# Fireworks??



## khumphrey (Mar 8, 2009)

Hi everyone, 

Just wondering what do you do about this time of year coming up to bonfire night as this will be pixies first. Also i can't bring him in as he lives in a 6x3 shed so dont think we can get that in lol 

Thanks
Kirsty


----------



## Becki&Daisy (Oct 22, 2009)

oh my goodness i hadn't thought of that...
i got princess in june so this is his first too 

my old rabbit Floppers RIP  was fine with them, but he was a tough cookie.
im concerned that we are having some REALLY big fireworks in the garden (he lives on my bf and i's private patio but it will still be really close!) 

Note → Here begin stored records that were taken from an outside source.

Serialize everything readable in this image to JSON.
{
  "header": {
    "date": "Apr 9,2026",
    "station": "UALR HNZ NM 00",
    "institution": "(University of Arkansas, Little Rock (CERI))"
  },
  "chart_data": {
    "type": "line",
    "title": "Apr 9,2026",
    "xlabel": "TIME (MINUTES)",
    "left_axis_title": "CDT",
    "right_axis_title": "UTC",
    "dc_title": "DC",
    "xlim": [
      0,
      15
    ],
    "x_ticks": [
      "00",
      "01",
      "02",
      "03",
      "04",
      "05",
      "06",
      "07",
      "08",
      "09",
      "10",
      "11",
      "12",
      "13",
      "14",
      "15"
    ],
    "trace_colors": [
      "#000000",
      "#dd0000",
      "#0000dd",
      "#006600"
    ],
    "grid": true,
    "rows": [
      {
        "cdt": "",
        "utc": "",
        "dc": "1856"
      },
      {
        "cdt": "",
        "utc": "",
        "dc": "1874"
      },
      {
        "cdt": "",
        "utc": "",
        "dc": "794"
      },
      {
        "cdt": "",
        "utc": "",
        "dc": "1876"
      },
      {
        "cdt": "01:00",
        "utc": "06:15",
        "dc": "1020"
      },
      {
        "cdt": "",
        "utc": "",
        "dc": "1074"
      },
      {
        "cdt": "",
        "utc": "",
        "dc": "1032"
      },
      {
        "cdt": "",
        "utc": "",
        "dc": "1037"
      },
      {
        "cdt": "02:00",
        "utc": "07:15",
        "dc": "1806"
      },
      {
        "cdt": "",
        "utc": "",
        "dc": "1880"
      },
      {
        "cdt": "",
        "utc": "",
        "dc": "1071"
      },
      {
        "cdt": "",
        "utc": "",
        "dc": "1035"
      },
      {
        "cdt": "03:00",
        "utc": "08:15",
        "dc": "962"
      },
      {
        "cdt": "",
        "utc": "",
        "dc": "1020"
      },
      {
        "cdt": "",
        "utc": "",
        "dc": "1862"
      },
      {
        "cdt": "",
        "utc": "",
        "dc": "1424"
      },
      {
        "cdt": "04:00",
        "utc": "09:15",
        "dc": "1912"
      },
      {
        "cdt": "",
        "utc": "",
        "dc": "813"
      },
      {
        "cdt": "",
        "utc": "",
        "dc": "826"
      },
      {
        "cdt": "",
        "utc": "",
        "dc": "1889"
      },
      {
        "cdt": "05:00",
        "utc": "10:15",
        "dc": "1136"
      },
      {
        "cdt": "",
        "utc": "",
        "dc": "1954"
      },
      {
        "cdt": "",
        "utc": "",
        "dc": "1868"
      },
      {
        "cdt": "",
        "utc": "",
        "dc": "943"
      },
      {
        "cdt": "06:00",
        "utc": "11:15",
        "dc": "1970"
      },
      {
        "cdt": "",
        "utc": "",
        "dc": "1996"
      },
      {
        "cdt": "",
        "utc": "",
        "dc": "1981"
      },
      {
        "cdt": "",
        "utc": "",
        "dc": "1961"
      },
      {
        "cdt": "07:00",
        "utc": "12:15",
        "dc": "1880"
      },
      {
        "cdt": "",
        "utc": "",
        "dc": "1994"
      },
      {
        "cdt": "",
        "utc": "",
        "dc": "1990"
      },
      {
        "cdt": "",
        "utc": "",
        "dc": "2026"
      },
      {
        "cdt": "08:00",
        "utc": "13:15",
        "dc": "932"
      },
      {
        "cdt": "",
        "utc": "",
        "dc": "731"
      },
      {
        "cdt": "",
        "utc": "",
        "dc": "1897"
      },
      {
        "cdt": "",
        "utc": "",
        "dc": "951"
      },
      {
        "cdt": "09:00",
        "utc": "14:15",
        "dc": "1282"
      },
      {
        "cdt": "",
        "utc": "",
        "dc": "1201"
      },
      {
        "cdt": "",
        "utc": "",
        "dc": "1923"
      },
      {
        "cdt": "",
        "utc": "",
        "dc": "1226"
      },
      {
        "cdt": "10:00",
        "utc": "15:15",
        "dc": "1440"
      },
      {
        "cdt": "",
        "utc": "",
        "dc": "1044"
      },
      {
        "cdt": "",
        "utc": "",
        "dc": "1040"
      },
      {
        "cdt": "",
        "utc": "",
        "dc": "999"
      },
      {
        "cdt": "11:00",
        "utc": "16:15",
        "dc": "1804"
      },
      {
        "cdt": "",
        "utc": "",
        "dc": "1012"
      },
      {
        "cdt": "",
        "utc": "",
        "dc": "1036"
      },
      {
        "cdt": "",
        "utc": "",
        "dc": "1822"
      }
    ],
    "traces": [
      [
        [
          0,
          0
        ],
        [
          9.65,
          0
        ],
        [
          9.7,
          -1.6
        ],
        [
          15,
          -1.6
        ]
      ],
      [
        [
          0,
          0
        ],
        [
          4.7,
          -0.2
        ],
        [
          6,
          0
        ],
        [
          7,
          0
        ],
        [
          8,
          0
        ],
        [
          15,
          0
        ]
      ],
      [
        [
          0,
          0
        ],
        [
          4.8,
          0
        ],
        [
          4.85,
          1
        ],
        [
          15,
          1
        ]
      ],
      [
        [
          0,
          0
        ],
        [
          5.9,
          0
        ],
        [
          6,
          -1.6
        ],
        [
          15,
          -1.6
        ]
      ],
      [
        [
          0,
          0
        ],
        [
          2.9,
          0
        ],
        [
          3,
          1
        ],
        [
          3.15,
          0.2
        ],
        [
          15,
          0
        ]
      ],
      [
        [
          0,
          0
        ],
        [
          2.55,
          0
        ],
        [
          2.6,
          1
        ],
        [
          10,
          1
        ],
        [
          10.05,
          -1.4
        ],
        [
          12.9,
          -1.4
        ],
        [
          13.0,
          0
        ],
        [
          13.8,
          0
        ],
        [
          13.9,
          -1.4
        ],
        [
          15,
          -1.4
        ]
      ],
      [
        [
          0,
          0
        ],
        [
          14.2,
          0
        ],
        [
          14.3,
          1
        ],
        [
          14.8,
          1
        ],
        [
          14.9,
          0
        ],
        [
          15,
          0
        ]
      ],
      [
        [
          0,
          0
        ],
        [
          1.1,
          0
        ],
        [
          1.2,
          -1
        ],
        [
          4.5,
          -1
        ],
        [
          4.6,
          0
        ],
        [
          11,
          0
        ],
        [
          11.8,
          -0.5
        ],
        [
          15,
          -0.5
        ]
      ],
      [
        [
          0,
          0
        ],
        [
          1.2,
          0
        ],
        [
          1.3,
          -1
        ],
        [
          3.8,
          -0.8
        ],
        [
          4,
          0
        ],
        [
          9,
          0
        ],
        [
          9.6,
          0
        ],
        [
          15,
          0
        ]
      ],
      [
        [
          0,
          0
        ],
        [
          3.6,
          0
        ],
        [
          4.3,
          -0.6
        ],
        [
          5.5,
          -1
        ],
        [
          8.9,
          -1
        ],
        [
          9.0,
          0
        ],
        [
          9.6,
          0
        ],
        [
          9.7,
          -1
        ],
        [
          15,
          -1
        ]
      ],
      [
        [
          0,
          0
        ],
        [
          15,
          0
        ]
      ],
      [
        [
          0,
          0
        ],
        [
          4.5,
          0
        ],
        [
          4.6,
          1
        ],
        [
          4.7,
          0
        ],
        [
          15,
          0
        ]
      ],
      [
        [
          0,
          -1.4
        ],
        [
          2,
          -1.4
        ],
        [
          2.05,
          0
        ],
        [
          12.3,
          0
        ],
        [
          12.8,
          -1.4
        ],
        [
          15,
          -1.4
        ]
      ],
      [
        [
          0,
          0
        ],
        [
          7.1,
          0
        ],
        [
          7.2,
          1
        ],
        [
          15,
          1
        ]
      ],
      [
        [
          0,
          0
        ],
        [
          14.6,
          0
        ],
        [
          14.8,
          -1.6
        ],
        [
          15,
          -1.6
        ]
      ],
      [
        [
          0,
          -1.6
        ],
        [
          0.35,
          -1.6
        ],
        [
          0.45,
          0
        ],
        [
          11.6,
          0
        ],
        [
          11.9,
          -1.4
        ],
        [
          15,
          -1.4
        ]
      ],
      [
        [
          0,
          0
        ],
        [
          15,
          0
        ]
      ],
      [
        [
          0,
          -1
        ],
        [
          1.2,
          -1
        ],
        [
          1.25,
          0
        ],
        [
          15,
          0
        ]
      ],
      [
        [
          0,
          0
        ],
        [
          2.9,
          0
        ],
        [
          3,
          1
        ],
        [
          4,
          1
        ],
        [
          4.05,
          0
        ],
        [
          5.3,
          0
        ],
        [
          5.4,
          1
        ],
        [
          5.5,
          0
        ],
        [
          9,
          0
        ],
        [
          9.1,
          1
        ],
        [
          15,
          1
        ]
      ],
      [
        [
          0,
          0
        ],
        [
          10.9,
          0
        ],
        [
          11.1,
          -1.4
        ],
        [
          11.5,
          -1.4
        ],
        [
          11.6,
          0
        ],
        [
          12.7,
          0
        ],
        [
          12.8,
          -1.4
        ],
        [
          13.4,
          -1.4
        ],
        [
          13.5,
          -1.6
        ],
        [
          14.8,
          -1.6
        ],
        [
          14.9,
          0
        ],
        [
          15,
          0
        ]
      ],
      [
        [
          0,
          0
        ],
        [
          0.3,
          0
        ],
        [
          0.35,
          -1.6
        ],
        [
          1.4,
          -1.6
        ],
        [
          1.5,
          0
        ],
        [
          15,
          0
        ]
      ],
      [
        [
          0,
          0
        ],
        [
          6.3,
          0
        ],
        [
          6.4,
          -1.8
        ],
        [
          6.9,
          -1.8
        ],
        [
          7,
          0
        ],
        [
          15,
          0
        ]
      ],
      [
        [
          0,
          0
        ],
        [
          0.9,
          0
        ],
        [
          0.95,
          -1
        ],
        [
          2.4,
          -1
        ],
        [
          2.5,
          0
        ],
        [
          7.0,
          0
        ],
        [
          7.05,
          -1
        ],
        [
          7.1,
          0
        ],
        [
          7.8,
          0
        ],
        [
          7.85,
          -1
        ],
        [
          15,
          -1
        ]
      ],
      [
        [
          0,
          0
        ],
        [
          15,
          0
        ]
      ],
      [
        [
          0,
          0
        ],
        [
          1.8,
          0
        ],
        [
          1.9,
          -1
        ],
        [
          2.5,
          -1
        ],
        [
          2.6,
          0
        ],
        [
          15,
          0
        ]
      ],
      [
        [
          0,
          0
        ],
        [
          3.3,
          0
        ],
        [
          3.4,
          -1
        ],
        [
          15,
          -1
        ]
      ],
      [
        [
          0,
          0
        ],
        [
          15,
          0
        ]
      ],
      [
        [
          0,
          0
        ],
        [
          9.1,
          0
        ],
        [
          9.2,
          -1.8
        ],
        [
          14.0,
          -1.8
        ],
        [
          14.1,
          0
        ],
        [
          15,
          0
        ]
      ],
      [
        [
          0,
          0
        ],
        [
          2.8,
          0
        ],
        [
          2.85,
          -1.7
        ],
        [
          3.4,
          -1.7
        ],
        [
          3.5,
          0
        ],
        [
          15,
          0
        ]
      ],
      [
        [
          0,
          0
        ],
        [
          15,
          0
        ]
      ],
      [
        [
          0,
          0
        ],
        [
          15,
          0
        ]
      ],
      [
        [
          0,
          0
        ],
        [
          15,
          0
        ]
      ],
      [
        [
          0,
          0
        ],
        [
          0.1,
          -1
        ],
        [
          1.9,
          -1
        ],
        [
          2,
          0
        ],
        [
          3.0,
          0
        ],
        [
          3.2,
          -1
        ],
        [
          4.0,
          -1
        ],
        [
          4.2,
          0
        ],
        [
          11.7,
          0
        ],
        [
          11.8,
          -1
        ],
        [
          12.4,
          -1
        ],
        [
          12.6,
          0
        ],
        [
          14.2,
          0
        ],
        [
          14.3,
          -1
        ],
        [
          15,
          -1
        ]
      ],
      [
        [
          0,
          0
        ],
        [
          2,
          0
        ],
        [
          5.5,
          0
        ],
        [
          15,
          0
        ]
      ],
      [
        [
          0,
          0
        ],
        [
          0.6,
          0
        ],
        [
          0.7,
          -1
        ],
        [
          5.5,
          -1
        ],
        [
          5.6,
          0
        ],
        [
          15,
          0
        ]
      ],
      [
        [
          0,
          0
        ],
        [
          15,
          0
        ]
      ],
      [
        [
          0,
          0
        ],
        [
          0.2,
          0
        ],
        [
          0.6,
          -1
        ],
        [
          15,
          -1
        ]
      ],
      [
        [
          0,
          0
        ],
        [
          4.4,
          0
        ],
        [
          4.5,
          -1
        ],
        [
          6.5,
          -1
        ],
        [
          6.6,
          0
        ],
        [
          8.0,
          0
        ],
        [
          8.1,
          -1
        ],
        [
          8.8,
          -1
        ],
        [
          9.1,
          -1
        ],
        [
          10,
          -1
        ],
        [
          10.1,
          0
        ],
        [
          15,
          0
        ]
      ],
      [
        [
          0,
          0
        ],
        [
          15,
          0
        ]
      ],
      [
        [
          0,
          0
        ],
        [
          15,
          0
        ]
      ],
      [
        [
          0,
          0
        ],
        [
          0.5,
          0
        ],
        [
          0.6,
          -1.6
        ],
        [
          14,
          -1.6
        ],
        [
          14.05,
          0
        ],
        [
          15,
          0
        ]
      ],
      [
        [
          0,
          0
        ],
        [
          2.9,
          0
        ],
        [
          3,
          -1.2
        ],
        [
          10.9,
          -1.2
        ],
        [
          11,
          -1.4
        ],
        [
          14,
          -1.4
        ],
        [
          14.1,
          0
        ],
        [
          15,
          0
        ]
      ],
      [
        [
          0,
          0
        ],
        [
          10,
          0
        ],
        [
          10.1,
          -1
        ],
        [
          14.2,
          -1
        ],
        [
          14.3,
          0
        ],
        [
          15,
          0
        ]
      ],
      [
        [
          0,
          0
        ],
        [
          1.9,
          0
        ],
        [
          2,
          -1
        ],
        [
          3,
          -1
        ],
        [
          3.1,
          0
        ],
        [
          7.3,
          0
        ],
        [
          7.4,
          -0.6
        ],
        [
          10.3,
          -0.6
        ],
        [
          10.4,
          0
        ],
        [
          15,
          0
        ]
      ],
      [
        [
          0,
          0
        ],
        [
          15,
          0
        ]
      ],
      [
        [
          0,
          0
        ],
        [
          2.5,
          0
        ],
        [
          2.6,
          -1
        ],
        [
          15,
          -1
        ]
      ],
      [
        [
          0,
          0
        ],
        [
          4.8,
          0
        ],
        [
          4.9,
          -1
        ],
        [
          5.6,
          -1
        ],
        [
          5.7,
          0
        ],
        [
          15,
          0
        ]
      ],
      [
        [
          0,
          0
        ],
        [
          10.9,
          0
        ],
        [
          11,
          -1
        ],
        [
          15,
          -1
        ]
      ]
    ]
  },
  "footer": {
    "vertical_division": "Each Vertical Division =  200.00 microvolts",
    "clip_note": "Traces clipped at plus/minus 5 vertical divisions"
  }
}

so i'll be keeping an eye on your thread Kirsty! 
Hope Pixie is okay through the firework and i think Princess would very much envy his/her house! haha


----------



## hazyreality (Jan 11, 2009)

Mine don't care to be honest. I have them in a shed and I just shut them up early to hopefully make them feel more secure. I dunno what my young guinea pigs will make of it, I will give them a huge ammount of bedding so they can hide in it if they want to.
I have a dog and cat who are terrified tho  damn fireworks! 

*Heidi*


----------



## SEVEN_PETS (Aug 11, 2009)

Mine don't mind at all thankfully. They just carry on eating as if there were no fireworks at all.


----------



## frags (Feb 5, 2009)

while out in the garden tonight some banging fireworks was going of so i went into the shed and none of the buns seemed to be worried, clover was thumping at my hubby hammering his his shed together tho lol she is soooooooo stroppy!!


----------



## Guest (Oct 25, 2009)

its 3 of my buns first time too!! im sure they will be fine though! i always worry about someone nicking them on firework night!! im terrified of them so hopefully the rabbits wont be as much of a wuss as me!!! !!


----------